Yes. The big man is the boss and the big man is rispected. Democracy is not big man and not to be rispected. That is the local culture that is much different than ours. I haven't lived in any muslim country for my luck but couple of years ago i was in Afghanistan with the CIMIC company as an infantryman and i dealed some with those local people. I like the arab culture and manners a bit strange and even cruel. Don't wear sunglasses when talking to an arab, never show them bottom of your shoe and so on such of strange manners. Women are at the same line with dogs and religion and own family to belong seem to be very important things. Ok, thats their way of life and i rispect that.
November 21st, 2004  
Doc.S
 
Well I dont think the situation in Iraq would have been half as ugly as it is today if Europe also had supported the operation. But now when this Euorpean countrys are just standing in the dich on the left side of the road and gives the terrorists more water on there plows It can be hard. But I believe that Bush will straight things up down there with our without the support from Europe in a greater scale then they are apparticipating today. I have a gut feeling that more European countrys will have to take larger steps towards this war on terrorism then they are doing today. There will be something that triggers this and the gov of Europe cant play blind so much more, the reality will catch up to them too sooner or later.

Cheers:
Doc.S
November 22nd, 2004  
A Can of Man
 
 
I think the best answer to this poll would be: It HAS to work.
November 22nd, 2004  
LIPS
 
 
Quote:
Originally Posted by the_13th_redneck
I think the best answer to this poll would be: It HAS to work.

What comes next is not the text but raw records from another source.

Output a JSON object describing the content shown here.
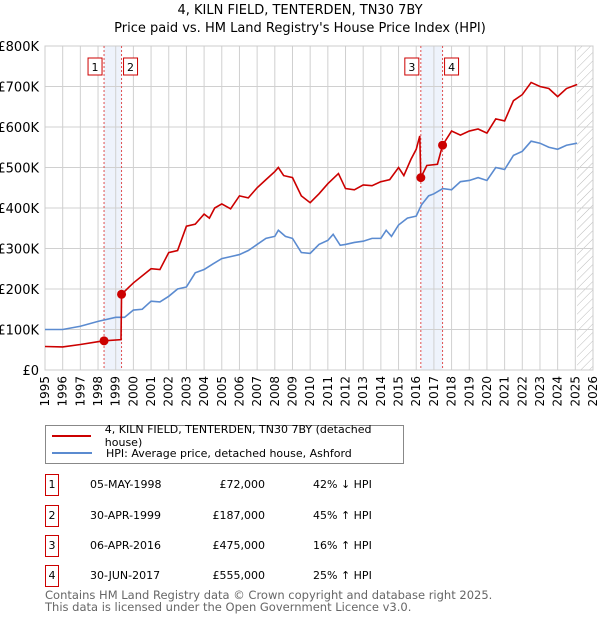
{
  "chart_data": {
    "type": "line",
    "title": "4, KILN FIELD, TENTERDEN, TN30 7BY",
    "subtitle": "Price paid vs. HM Land Registry's House Price Index (HPI)",
    "ylim": [
      0,
      800000
    ],
    "xlim": [
      1995,
      2026
    ],
    "y_ticks": [
      "£0",
      "£100K",
      "£200K",
      "£300K",
      "£400K",
      "£500K",
      "£600K",
      "£700K",
      "£800K"
    ],
    "x_ticks": [
      "1995",
      "1996",
      "1997",
      "1998",
      "1999",
      "2000",
      "2001",
      "2002",
      "2003",
      "2004",
      "2005",
      "2006",
      "2007",
      "2008",
      "2009",
      "2010",
      "2011",
      "2012",
      "2013",
      "2014",
      "2015",
      "2016",
      "2017",
      "2018",
      "2019",
      "2020",
      "2021",
      "2022",
      "2023",
      "2024",
      "2025",
      "2026"
    ],
    "grid": true,
    "series": [
      {
        "name": "4, KILN FIELD, TENTERDEN, TN30 7BY (detached house)",
        "color": "#cc0000",
        "x": [
          1995,
          1996,
          1997,
          1998,
          1998.34,
          1999.3,
          1999.33,
          2000,
          2001,
          2001.5,
          2002,
          2002.5,
          2003,
          2003.5,
          2004,
          2004.3,
          2004.6,
          2005,
          2005.5,
          2006,
          2006.5,
          2007,
          2007.5,
          2008,
          2008.2,
          2008.5,
          2009,
          2009.5,
          2010,
          2010.5,
          2011,
          2011.6,
          2012,
          2012.5,
          2013,
          2013.5,
          2014,
          2014.5,
          2015,
          2015.3,
          2015.7,
          2016,
          2016.2,
          2016.26,
          2016.6,
          2017.2,
          2017.49,
          2018,
          2018.5,
          2019,
          2019.5,
          2020,
          2020.5,
          2021,
          2021.5,
          2022,
          2022.5,
          2023,
          2023.5,
          2024,
          2024.5,
          2025.1
        ],
        "values": [
          58000,
          57000,
          63000,
          70000,
          72000,
          75000,
          187000,
          215000,
          250000,
          248000,
          290000,
          295000,
          355000,
          360000,
          385000,
          375000,
          400000,
          410000,
          398000,
          430000,
          425000,
          450000,
          470000,
          490000,
          500000,
          480000,
          475000,
          430000,
          413000,
          435000,
          460000,
          485000,
          448000,
          445000,
          457000,
          455000,
          465000,
          470000,
          500000,
          480000,
          520000,
          545000,
          578000,
          475000,
          505000,
          508000,
          555000,
          590000,
          580000,
          590000,
          595000,
          585000,
          620000,
          615000,
          665000,
          680000,
          710000,
          700000,
          695000,
          675000,
          695000,
          705000
        ]
      },
      {
        "name": "HPI: Average price, detached house, Ashford",
        "color": "#5b8bd0",
        "x": [
          1995,
          1996,
          1997,
          1998,
          1999,
          1999.5,
          2000,
          2000.5,
          2001,
          2001.5,
          2002,
          2002.5,
          2003,
          2003.5,
          2004,
          2004.5,
          2005,
          2005.5,
          2006,
          2006.5,
          2007,
          2007.5,
          2008,
          2008.2,
          2008.6,
          2009,
          2009.5,
          2010,
          2010.5,
          2011,
          2011.3,
          2011.7,
          2012,
          2012.5,
          2013,
          2013.5,
          2014,
          2014.3,
          2014.6,
          2015,
          2015.5,
          2016,
          2016.3,
          2016.7,
          2017,
          2017.5,
          2018,
          2018.5,
          2019,
          2019.5,
          2020,
          2020.5,
          2021,
          2021.5,
          2022,
          2022.5,
          2023,
          2023.5,
          2024,
          2024.5,
          2025.1
        ],
        "values": [
          100000,
          100000,
          108000,
          120000,
          130000,
          130000,
          148000,
          150000,
          170000,
          168000,
          182000,
          200000,
          205000,
          240000,
          248000,
          262000,
          275000,
          280000,
          285000,
          295000,
          310000,
          325000,
          330000,
          345000,
          330000,
          325000,
          290000,
          288000,
          310000,
          320000,
          335000,
          308000,
          310000,
          315000,
          318000,
          325000,
          325000,
          345000,
          330000,
          358000,
          375000,
          380000,
          408000,
          430000,
          435000,
          448000,
          445000,
          465000,
          468000,
          475000,
          468000,
          500000,
          495000,
          530000,
          540000,
          565000,
          560000,
          550000,
          545000,
          555000,
          560000
        ]
      }
    ],
    "sales": [
      {
        "label": "1",
        "x": 1998.34,
        "value": 72000
      },
      {
        "label": "2",
        "x": 1999.33,
        "value": 187000
      },
      {
        "label": "3",
        "x": 2016.26,
        "value": 475000
      },
      {
        "label": "4",
        "x": 2017.49,
        "value": 555000
      }
    ]
  },
  "legend": {
    "red": "4, KILN FIELD, TENTERDEN, TN30 7BY (detached house)",
    "blue": "HPI: Average price, detached house, Ashford"
  },
  "transactions": [
    {
      "num": "1",
      "date": "05-MAY-1998",
      "price": "£72,000",
      "hpi": "42% ↓ HPI"
    },
    {
      "num": "2",
      "date": "30-APR-1999",
      "price": "£187,000",
      "hpi": "45% ↑ HPI"
    },
    {
      "num": "3",
      "date": "06-APR-2016",
      "price": "£475,000",
      "hpi": "16% ↑ HPI"
    },
    {
      "num": "4",
      "date": "30-JUN-2017",
      "price": "£555,000",
      "hpi": "25% ↑ HPI"
    }
  ],
  "footer": {
    "line1": "Contains HM Land Registry data © Crown copyright and database right 2025.",
    "line2": "This data is licensed under the Open Government Licence v3.0."
  }
}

I agree with Redneck they will work because they have to work. But I feel it will stretch the military over there as well as fighting a war they would most likely have to provide security at the polling locations.

The times ahead are going to be tuff not only for Iraq but also for the countries with a stake in all of this.
November 22nd, 2004  
A Can of Man
 
 
A lot of countries have a stake in this, including Europe, and maybe Australia (though less so compared to Europe and the US).
If things fail in Iraq, the consequence could be a gigantic terrorist haven that can be used as a staging area for supporting groups overseas (training, command and control to an extent, supply etc.).
Right now the whole reason for needing to succeed in Iraq is totally different from when the US actually went in. Turned out to be wrong about the WMD etc. but right now that is no longer the point.